Her mother and grandmother were evacuating from their Houston home Monday and holding her above their heads as the water rose to their chests and a current pushed them along.

“It was raining bad, and the water was high,” the mother, Bajauh Henix, said.

They handed the baby off to a police officer on a personal watercraft, who took the infant to higher ground and handed her to a family in a black pick-up truck, said Kennesha Grand, the girl’s grandmother. But when Grand and Henix reached the area where the child was supposed to be, no one there knew her whereabouts.

Once they reached a shelter, they posted photos of the baby on Instagram and elsewhere. “Everyone started posting, and it started spreading,” Grand said.

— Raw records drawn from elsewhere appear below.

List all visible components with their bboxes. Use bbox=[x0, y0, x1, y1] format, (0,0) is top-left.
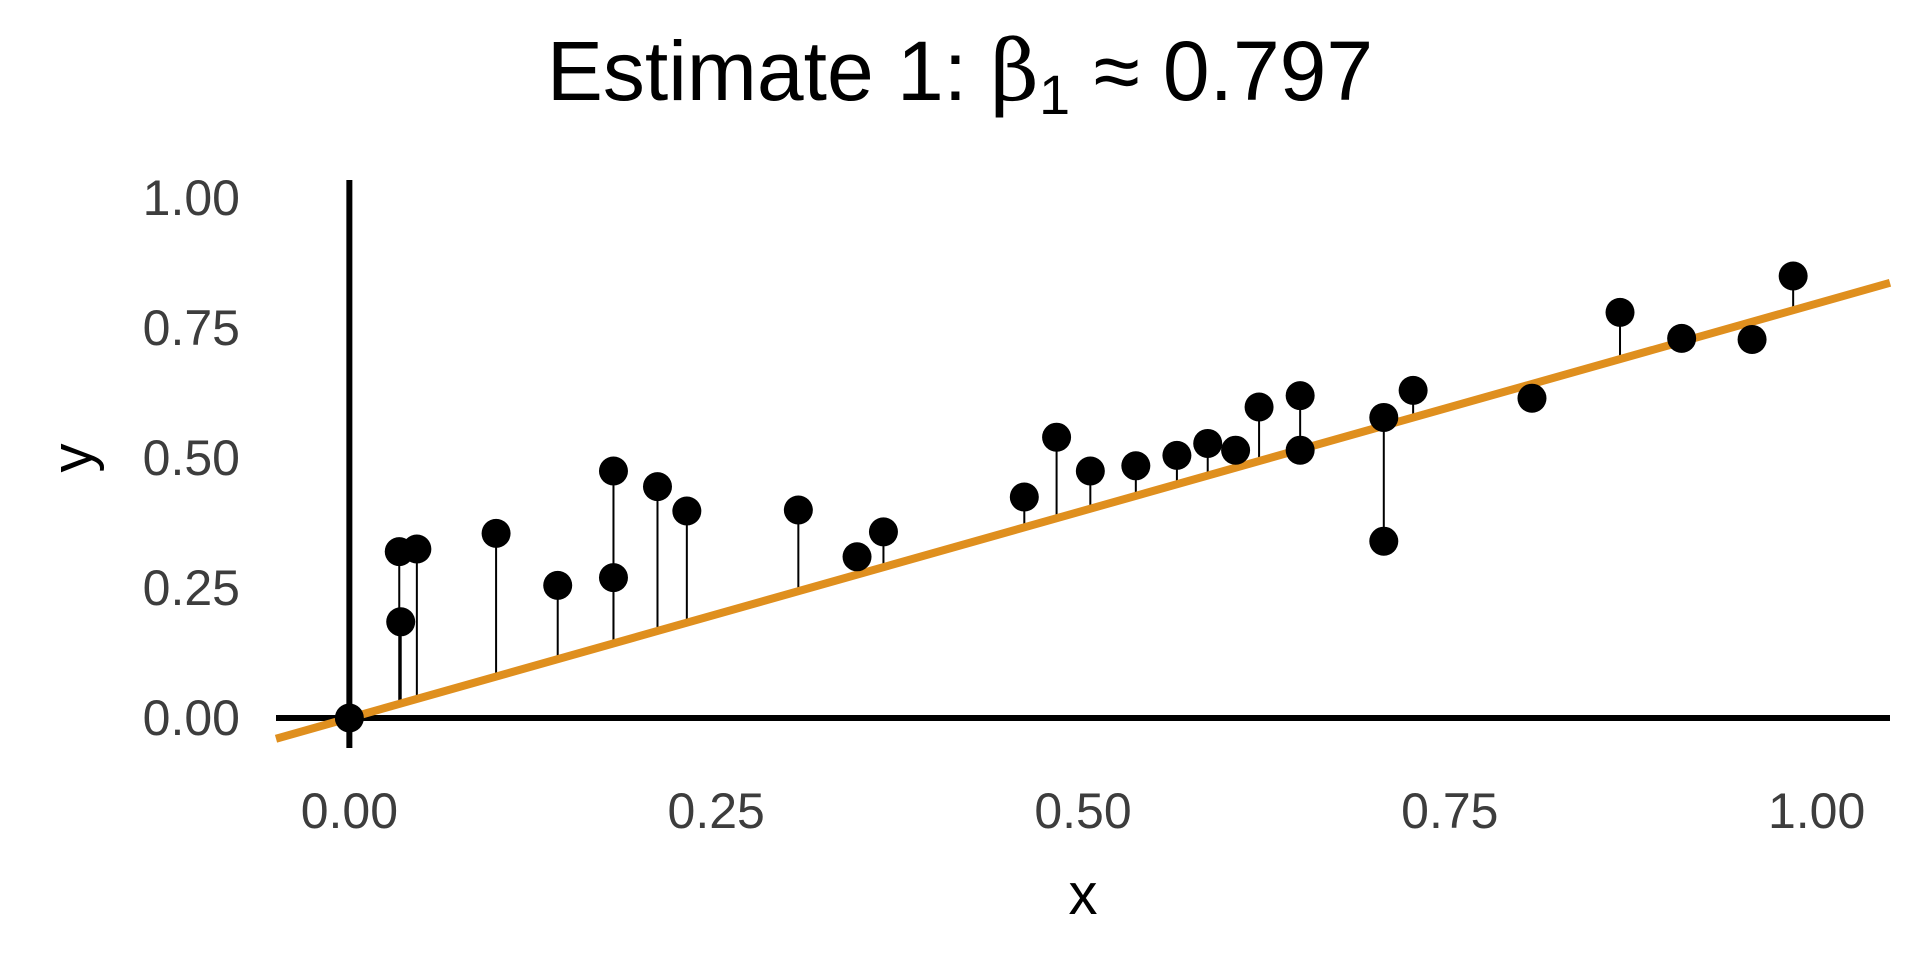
x-axis-title: x bbox=[1069, 862, 1098, 927]
data-point-29 bbox=[1737, 324, 1767, 354]
data-point-18 bbox=[1193, 428, 1223, 458]
chart-title-subscript: 1 bbox=[1039, 63, 1070, 126]
data-point-15 bbox=[1075, 456, 1105, 486]
data-point-10 bbox=[783, 495, 813, 525]
y-tick-label: 0.25 bbox=[143, 560, 240, 616]
data-point-17 bbox=[1162, 440, 1192, 470]
x-tick-label: 0.50 bbox=[1034, 783, 1131, 839]
data-point-12 bbox=[868, 517, 898, 547]
data-point-11 bbox=[842, 542, 872, 572]
y-tick-label: 0.50 bbox=[143, 430, 240, 486]
x-tick-label: 0.00 bbox=[301, 783, 398, 839]
data-point-21 bbox=[1285, 381, 1315, 411]
y-tick-label: 0.75 bbox=[143, 300, 240, 356]
data-point-0 bbox=[334, 703, 364, 733]
x-tick-label: 0.75 bbox=[1401, 783, 1498, 839]
data-point-28 bbox=[1667, 323, 1697, 353]
data-point-4 bbox=[481, 518, 511, 548]
data-point-24 bbox=[1369, 526, 1399, 556]
data-point-14 bbox=[1042, 422, 1072, 452]
data-point-2 bbox=[386, 607, 416, 637]
chart-title-suffix: ≈ 0.797 bbox=[1070, 24, 1373, 118]
data-point-23 bbox=[1369, 402, 1399, 432]
data-point-19 bbox=[1221, 435, 1251, 465]
y-tick-label: 0.00 bbox=[143, 690, 240, 746]
data-point-7 bbox=[598, 563, 628, 593]
data-point-30 bbox=[1778, 261, 1808, 291]
chart-title-prefix: Estimate 1: bbox=[547, 24, 991, 118]
data-point-25 bbox=[1398, 375, 1428, 405]
data-point-20 bbox=[1244, 392, 1274, 422]
data-point-22 bbox=[1285, 435, 1315, 465]
data-point-27 bbox=[1605, 297, 1635, 327]
data-point-5 bbox=[543, 570, 573, 600]
data-point-13 bbox=[1009, 482, 1039, 512]
fit-line bbox=[274, 278, 1892, 743]
data-point-3 bbox=[402, 534, 432, 564]
data-point-8 bbox=[642, 472, 672, 502]
y-tick-label: 1.00 bbox=[143, 170, 240, 226]
data-point-6 bbox=[598, 456, 628, 486]
chart-title-symbol: β bbox=[990, 22, 1039, 120]
data-point-16 bbox=[1121, 451, 1151, 481]
y-axis-title: y bbox=[40, 444, 105, 473]
data-point-26 bbox=[1517, 383, 1547, 413]
chart-title: Estimate 1: β1 ≈ 0.797 bbox=[547, 22, 1373, 126]
data-point-9 bbox=[672, 496, 702, 526]
x-tick-label: 1.00 bbox=[1768, 783, 1865, 839]
x-tick-label: 0.25 bbox=[668, 783, 765, 839]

After nearly four hours, the mother got a phone call from a family. They had Paige, who was returned by a police officer, completely unfazed by the ordeal.

“She was sweet. She was dry. She was fed,” Grand said. “She didn’t miss us.”

Another search that took hold on social media lasted far longer — and lacked the happy ending.

Ruben Jordan, 58, a former football and track coach from a Houston-area high school, had been sought since he disappeared on Saturday night.

“Please help,” the digital flier linked on Facebook and Twitter posts said. “His family is desperately awaiting any information … He was helping rescue people from high water when last seen.”

People who spread the post praised the coach.

“Coach Jordan … had a tremendous positive impact on my twin sons,” Lee Jackson, an Austin writer, said when sharing the post, “he still keeps up with them. They love him.”

But after 48 hours of searching, his two adult children and the rest of his family learned from the Friendswood police department Monday that he had died, said Sandra Jordan Washington, his former wife.

Another missing man, 25-year-old Omar Rosales, worked part time at Walmart. With his meager wages, he had decided to forgo a cellphone so he could pay for car insurance.

That made him unreachable for 17 hours after Harvey began, his mother, Lydia Rosales, said. His sister posted on Instagram on Sunday, hoping to find him.

Omar Rosales found that rising waters kept him from getting home when he got off work Saturday night. He finally parked in a lot, but the water forced him to drive farther and at last his car stalled for good as he coasted into a gas station.

There, a man let him use his cellphone and he called his mother, who was just six blocks away at a friend’s house where she had taken shelter after leaving her own home.

“It’s just a miracle,” Rosales said Tuesday night, adding that she’d make sure her son had a phone from now on. “I think we both learned our lesson.”

The Federal Emergency Management Agency pointed anyone looking for a missing person to the American Red Cross’ “Safe and Well” site, which lets people leave their name and a brief message to let others know that they are safe.

Harvey, now categorized as a tropical storm, has caused widespread damage across southeastern Texas, with floodwaters expected to continue rising for several more days. Officials say they expect 450,000 people to register as disaster victims with federal government.